What is at the core of this democratic decline? It is extremism in thought and action. It is a distrust of the democratic system. It is arrogance. It is a circle-the-wagon mentality that automatically kicks in whenever criticism is presented about the current resident of the White House.

Todd Gitlin explores this idea in an opinion piece in today’s L.A. Times. He writes,
…The core of the Bush problem is an extremist worldview. Bush's aggressive
go-it-alone attitude kicked in long before 9/11. "You're either with us or
you're with the terrorists" was just an extension of Bush's rejection of the
Kyoto Protocol (the international global warming agreement) and the
International Criminal Court.

Under Bush, reality had to be bulldozed into submission. Whatever went
wrong in Iraq or Afghanistan, questioning Bush's narrow understanding of the
Islamist danger amounted to appeasement, cutting and running, pining for defeat.
Whatever the economic conditions, the remedies were privatization, deregulation
and tax cuts for plutocrats. On every front, foreign and domestic, liberals were
to blame.

This attitude didn't stop with Bush alone, and it persists unaltered. Just
recently, in this spirit, an e-mail from Republican National Committee Chairman
Ken Mehlman warned that Democratic victories in the midterm elections would mean "government by the far left," "weaken[ing] America" thus: "Impeachment. Cutting and running from the war on terror. Key defense systems dismantled. Tax cuts repealed. Speaker Pelosi."

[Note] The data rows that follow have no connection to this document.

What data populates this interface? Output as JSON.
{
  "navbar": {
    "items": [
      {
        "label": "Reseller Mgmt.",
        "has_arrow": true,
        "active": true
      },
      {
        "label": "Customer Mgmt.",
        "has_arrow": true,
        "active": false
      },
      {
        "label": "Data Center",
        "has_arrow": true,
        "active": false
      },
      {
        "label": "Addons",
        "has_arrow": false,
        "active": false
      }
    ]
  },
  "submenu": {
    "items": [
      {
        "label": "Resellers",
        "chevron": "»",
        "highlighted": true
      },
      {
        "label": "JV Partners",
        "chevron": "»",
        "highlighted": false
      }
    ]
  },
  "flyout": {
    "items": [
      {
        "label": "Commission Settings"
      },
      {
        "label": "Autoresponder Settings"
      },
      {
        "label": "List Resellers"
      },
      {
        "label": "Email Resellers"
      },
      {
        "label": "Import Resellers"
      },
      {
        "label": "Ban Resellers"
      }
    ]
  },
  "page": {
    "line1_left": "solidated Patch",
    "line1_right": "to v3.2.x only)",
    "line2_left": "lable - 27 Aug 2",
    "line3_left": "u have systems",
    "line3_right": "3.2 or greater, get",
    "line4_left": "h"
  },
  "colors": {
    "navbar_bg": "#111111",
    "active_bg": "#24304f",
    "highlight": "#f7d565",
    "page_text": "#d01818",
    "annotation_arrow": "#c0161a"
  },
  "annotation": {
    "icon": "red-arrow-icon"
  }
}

The logic of this paranoid worldview is a deep and awful thing to confront.
But confronting it is a matter of intellectual honesty.

Today, it's morally mandatory, a matter of intellectual decency, that
Bush's erstwhile partisans rethink both their credulity and their ideology and
ask how they could for so long have overlooked what now strikes them as obvious. "Whoops, sorry about that" and "mistakes were made" — love that passive voice — won't do.